During trial, Hurt admitted the following convictions: Robbery in 1969; Burglary in 1971; Robbery in 1974; Armed Robbery in the State of Illinois in 1975; Burglary of a building in 1978; and Burglary in 1980.

I.

Appellant contends the verdict of the jury was contrary to the overwhelming weight of the evidence.

In his defense appellant testified that he did not intend to shoot anyone the evening of June 20, 1981, and that the shooting which did take place was accidental.

The testimony reveals the appellant made various threats, a fact he disputes, as he walked down Dixie Lane Alley armed with a shotgun. Freddie Lee Baker, who was standing in a doorway, and after someone said they were going to call the police, testified that he heard appellant say, “He don’t care, he shoot the police.” Tim Austin, Jr., a resident of Dixie Lane Alley, heard the appellant state: “I am going to kill somebody, I don’t care who it is.”

Whether or not appellant intended to shoot the officer or whether the shooting was accidental as he claims was peculiarly a question for the jury to resolve. Black v. State, 231 Miss. 191, 94 So.2d 925 (1957).

When the facts clearly make out a jury question and there exists sufficient evidence to support their verdict, this Court will not disturb that verdict. See Sadler v. State, 407 So.2d 95 (Miss.1981).

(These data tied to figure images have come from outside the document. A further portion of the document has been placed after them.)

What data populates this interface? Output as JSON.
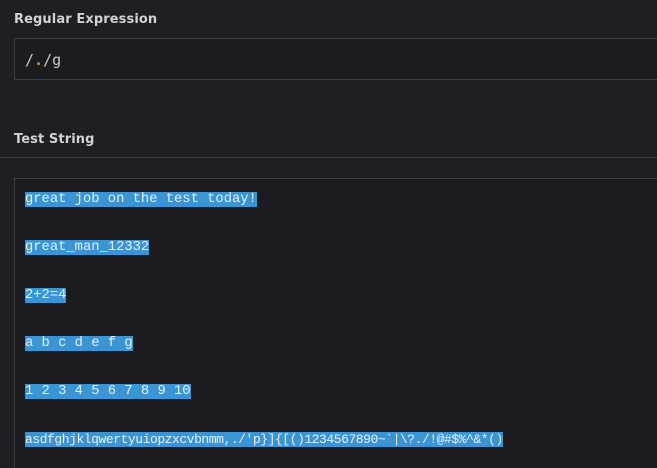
{
  "regex_section": {
    "label": "Regular Expression",
    "delimiter_open": "/",
    "pattern": ".",
    "delimiter_close": "/",
    "flags": "g"
  },
  "test_section": {
    "label": "Test String",
    "lines": [
      "great job on the test today!",
      "great_man_12332",
      "2+2=4",
      "a b c d e f g",
      "1 2 3 4 5 6 7 8 9 10",
      "asdfghjklqwertyuiopzxcvbnmm,./'p}]{[()1234567890~`|\\?./!@#$%^&*()"
    ]
  },
  "colors": {
    "background": "#1e1f22",
    "match_highlight": "#3b94d4",
    "regex_pattern_accent": "#e28a2a"
  }
}
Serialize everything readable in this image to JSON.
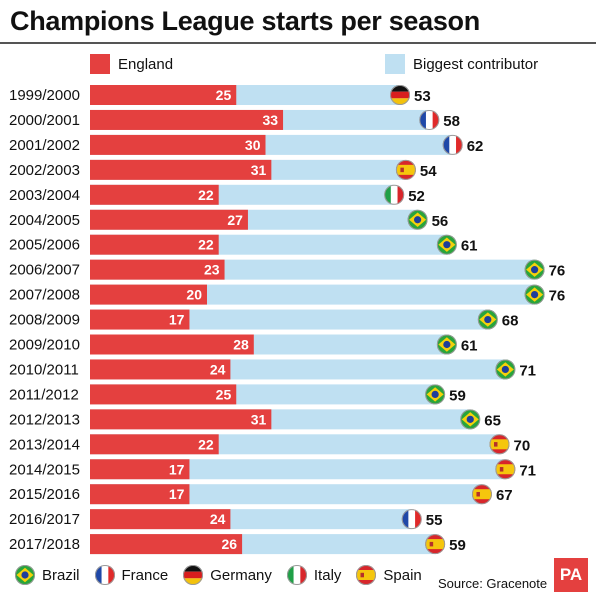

Based upon the facts presented, we find the jury verdict was amply supported by the evidence.

II.

The appellant also assigns as error that the court erred in refusing to allow him a jury trial at the sentencing phase as a habitual criminal.

This question has been answered contrary to appellant’s contention in Wilson v. State, 395 So.2d 957 (Miss.1981); Diddlemeyer v. State, 398 So.2d 1343 (Miss.1981), and most recently in Adams v. State, 410 So.2d 1332 (Miss.1982).

The remaining assignment of error is without merit.

*562Finding no reversible error, the judgment' and sentence of the trial court are affirmed.

AFFIRMED.

PATTERSON, C.J., SUGG, P.J., and BROOM, ROY NOBLE LEE, BOWLING, and PRATHER, JJ., concur.

HAWKINS and DAN M. LEE, JJ., specially concur.






Concurrence Opinion

HAWKINS, Justice,

specially concurring.

The circuit judge was fully authorized to sentence the defendant to thirty (30) years under the crime for which he was charged, and I would affirm on this sentence.

Insofar as additionally sentencing him to serve without any chance of parole, which is only authorized under Mississippi Code Annotated section 99-19-81 (Supp.1981), it is my view that the defendant was entitled to a jury trial to determine whether or not he was guilty of being an habitual offender under the terms of this section, for the reasons stated in my dissent in Wilson v. State, 395 So.2d 957 (Miss.1981).

The majority has fully addressed this contention, however, in two cases, and decided the point contrary to my view. I must accept this in the hope that some day the Court will be persuaded otherwise. A fundamental right is violated when an accused is denied the right to have a jury determine a question of fact.

DAN M. LEE, J., joins this specially concurring opinion.